The figure shows a very strong tendency for X and Y to both rise above their means or fall below their means at the same time. The straight line is a trend line, designed to come as close as possible to all the data points. The trend line has a positive slope, which shows a positive relationship between X and Y. The points in the graph are tightly clustered about the trend line due to the strength of the relationship between X and Y. (Note: The slope of the line is not 0.9; 0.9 is the correlation between X and Y.)

The next figure shows a scatter plot for two variables that have a weakly positive linear relationship between them; the correlation between X and Y equals 0.2.

Scatter plot of a weakly positive linear relationship.
Scatter plot of a weakly positive linear relationship.

This figure shows a weaker connection between X and Y. Note that the points on the graph are more scattered about the trend line than in the previous figure, due to the weaker relationship between X and Y.

The next figure is a scatter plot for two variables that have a strongly negative linear relationship between them; the correlation between X and Y equals –0.9.

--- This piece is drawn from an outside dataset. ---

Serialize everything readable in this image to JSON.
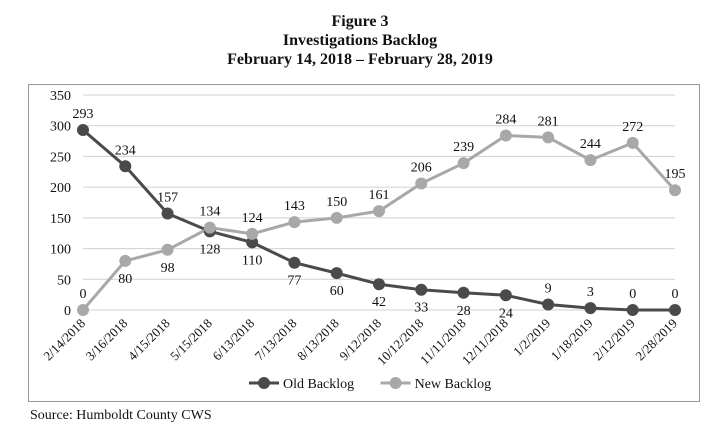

Scatter plot of a strongly negative linear relationship.
Scatter plot of a strongly negative linear relationship.

This figure shows a very strong tendency for X and Y to move in opposite directions; for example, they rise above or fall below their means at opposite times. The trend line has a negative slope, which shows a negative relationship between X and Y. The points in the graph are tightly clustered about the trend line due to the strength of the relationship between X and Y.

The next figure is a scatter plot for two variables that have a weakly negative linear relationship between them. The correlation between X and Y equals –0.2.

Scatter plot of a weakly negative linear relationship.
Scatter plot of a weakly negative linear relationship.

This figure shows a very weak connection between X and Y. Note that the points on the graph are more scattered about the trend line than in the previous figure due to the weaker relationship between X and Y.